Il exprime son rejet de toute velléité d’ingérence extérieure dans la région du Sahel sous
couvert de la lutte contre le terrorisme, convaincu que ces tentatives n’auront pour résultat que de transformer la sous région en foyer de tension grave.
Septièmement : Le Conseil national condamne avec force les récentes mesures prises par les Gouvernements américain et
français, à l’encontre de nos compatriotes se rendant dans ces pays ou transitant par leur territoire, mesures attentatoires à la dignité du peuple
algérien.
Il considère que de tels actes sont une nouvelle démonstration de la duplicité de ces mêmes
gouvernements envers l’Algérie, qui a combattu seule hier le terrorisme abject sur son propre territoire, et dont les avertissements que l’hydre terroriste ne connaît ni frontière, ni
nationalité ni aucune autre barrière, n’ont pas été écoutés en leur temps.
Il exige des gouvernements concernés la révision sans délai de ces mesures diffamatoires pour le
peuple algérien. A défaut, le Rassemblement national démocratique soutient par avance toute mesure de réciprocité que l’Etat décidera de prendre, ainsi que toute conséquence qu’il
décidera souverainement de tirer de cette situation.
Huitièmement : Le Conseil national rappelle au peuple français et à ses dirigeants politiques que toute volonté proclamée de
bâtir une relation approfondie de coopération avec le peuple algérien ne saurait aboutir :
- sans le préalable de la reconnaissance par la France des crimes qu’elle a perpétrée pendant son
occupation de l’Algérie,
- sans une attitude de respect mutuel de la part de la France envers l’Algérie indépendante et
souveraine, une attitude qui ne saurait composer ni avec l’atteinte à la dignité du peuple algérien ou de son importante communauté établie en France, ni encore moins avec des
campagnes insidieuses et récurrentes ;
- et sans une coopération mutuellement avantageuse, dans laquelle l’Algérie cessera d’être
considérée comme un simple débouché pour les entreprises françaises. La coopération mutuelle signifie des intérêts réciproques concrets.
Une telle conception de l’avenir des relations algéro-françaises n’est pas la vision d’un parti
politique donné ou d’une génération particulière de notre peuple, notamment la génération, qui a eu le mérite de libérer le pays du joug colonial, une génération à laquelle l’Algérie
gardera une reconnaissance profonde et éternelle.

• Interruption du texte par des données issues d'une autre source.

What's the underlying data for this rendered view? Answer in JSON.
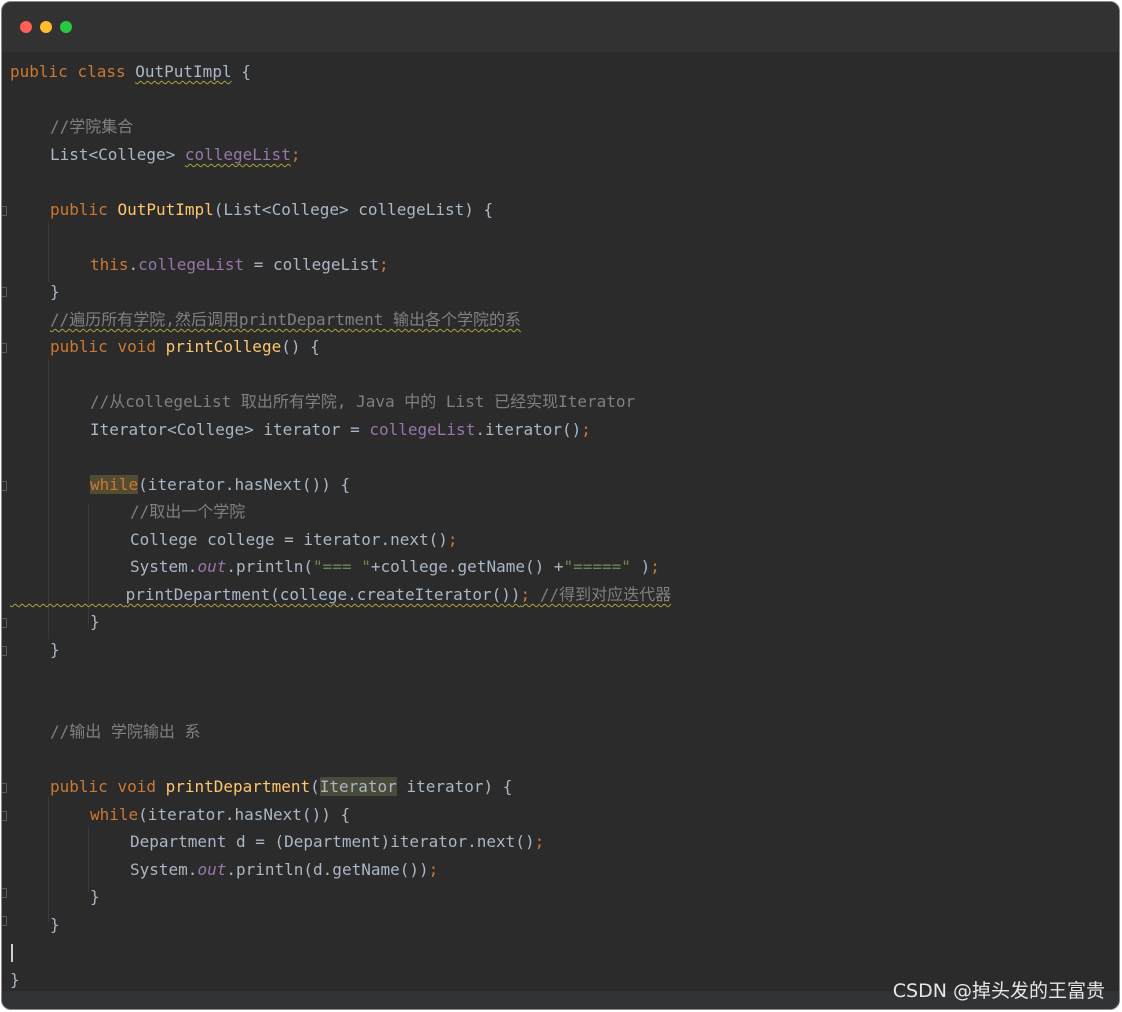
{
  "window": {
    "controls": [
      "close",
      "minimize",
      "zoom"
    ]
  },
  "code": {
    "l1": {
      "a": "public",
      "b": " ",
      "c": "class",
      "d": " ",
      "e": "OutPutImpl",
      "f": " {"
    },
    "l3": "//学院集合",
    "l4": {
      "a": "List<College> ",
      "b": "collegeList",
      "c": ";"
    },
    "l6": {
      "a": "public",
      "b": " ",
      "c": "OutPutImpl",
      "d": "(List<College> collegeList) {"
    },
    "l8": {
      "a": "this",
      "b": ".",
      "c": "collegeList",
      "d": " = collegeList",
      "e": ";"
    },
    "l9": "}",
    "l10": "//遍历所有学院,然后调用printDepartment 输出各个学院的系",
    "l11": {
      "a": "public",
      "b": " ",
      "c": "void",
      "d": " ",
      "e": "printCollege",
      "f": "() {"
    },
    "l13": "//从collegeList 取出所有学院, Java 中的 List 已经实现Iterator",
    "l14": {
      "a": "Iterator<College> iterator = ",
      "b": "collegeList",
      "c": ".iterator()",
      "d": ";"
    },
    "l16": {
      "a": "while",
      "b": "(iterator.hasNext()) {"
    },
    "l17": "//取出一个学院",
    "l18": {
      "a": "College college = iterator.next()",
      "b": ";"
    },
    "l19": {
      "a": "System.",
      "b": "out",
      "c": ".println(",
      "d": "\"=== \"",
      "e": "+college.getName() +",
      "f": "\"=====\"",
      "g": " )",
      "h": ";"
    },
    "l20": {
      "a": "printDepartment(college.createIterator())",
      "b": "; ",
      "c": "//得到对应迭代器"
    },
    "l21": "}",
    "l22": "}",
    "l25": "//输出 学院输出 系",
    "l27": {
      "a": "public",
      "b": " ",
      "c": "void",
      "d": " ",
      "e": "printDepartment",
      "f": "(",
      "g": "Iterator",
      "h": " iterator) {"
    },
    "l28": {
      "a": "while",
      "b": "(iterator.hasNext()) {"
    },
    "l29": {
      "a": "Department d = (Department)iterator.next()",
      "b": ";"
    },
    "l30": {
      "a": "System.",
      "b": "out",
      "c": ".println(d.getName())",
      "d": ";"
    },
    "l31": "}",
    "l32": "}",
    "l34": "}"
  },
  "watermark": "CSDN @掉头发的王富贵"
}
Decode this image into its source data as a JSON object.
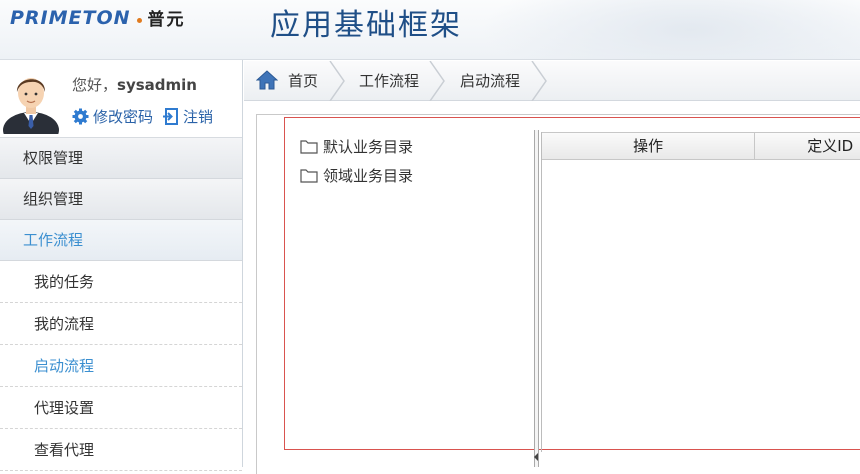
{
  "header": {
    "logo_en": "PRIMETON",
    "logo_cn": "普元",
    "app_title": "应用基础框架"
  },
  "user": {
    "greeting_prefix": "您好，",
    "username": "sysadmin",
    "change_password": "修改密码",
    "logout": "注销"
  },
  "sidebar": {
    "groups": [
      {
        "label": "权限管理"
      },
      {
        "label": "组织管理"
      },
      {
        "label": "工作流程"
      }
    ],
    "items": [
      {
        "label": "我的任务"
      },
      {
        "label": "我的流程"
      },
      {
        "label": "启动流程"
      },
      {
        "label": "代理设置"
      },
      {
        "label": "查看代理"
      }
    ]
  },
  "breadcrumb": {
    "home": "首页",
    "level1": "工作流程",
    "level2": "启动流程"
  },
  "tree": {
    "nodes": [
      {
        "label": "默认业务目录"
      },
      {
        "label": "领域业务目录"
      }
    ]
  },
  "grid": {
    "columns": [
      "操作",
      "定义ID"
    ]
  },
  "colors": {
    "brand_blue": "#2b62ad",
    "active_menu": "#3b8fd0",
    "title_blue": "#1f4f87",
    "red_frame": "#d9534f"
  }
}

Les revendications du peuple algérien concernant les excuses attendues de la France, le respect
attendu de la France, et le partage des intérêts entre les deux pays, constituera toujours un consensus national inébranlable, par delà les générations, et par delà les
circonstances.
Neuvièmement : le Conseil national réitère sa solidarité avec le peuple sahraoui frère, sous la direction du Front
POLISARIO, et dénonce les graves violations des droits de l’homme perpétrées par le régime marocain à l’égard des citoyens sahraouis.
Il appelle la communauté internationale à assumer enfin ses responsabilités et à mettre en œuvre
les résolutions du Conseil de Sécurité des Nations Unies, pour l’exercice par le peuple sahraoui, de son droit inaliénable à l’autodétermination, sous l’organisation et la supervision
de la Mission des nations unies pour le référendum au Sahara Occidental.
Saisissant l’occasion de la commémoration récente de la fondation de l’Union du Maghreb
Arabe, il lance un appel au peuple marocain frère à amener ses dirigeants à sortir cet ensemble régional de l’impasse, grâce au règlement juste et définitif du conflit de
décolonisation du Sahara Occidental à travers le respect de la légalité internationale.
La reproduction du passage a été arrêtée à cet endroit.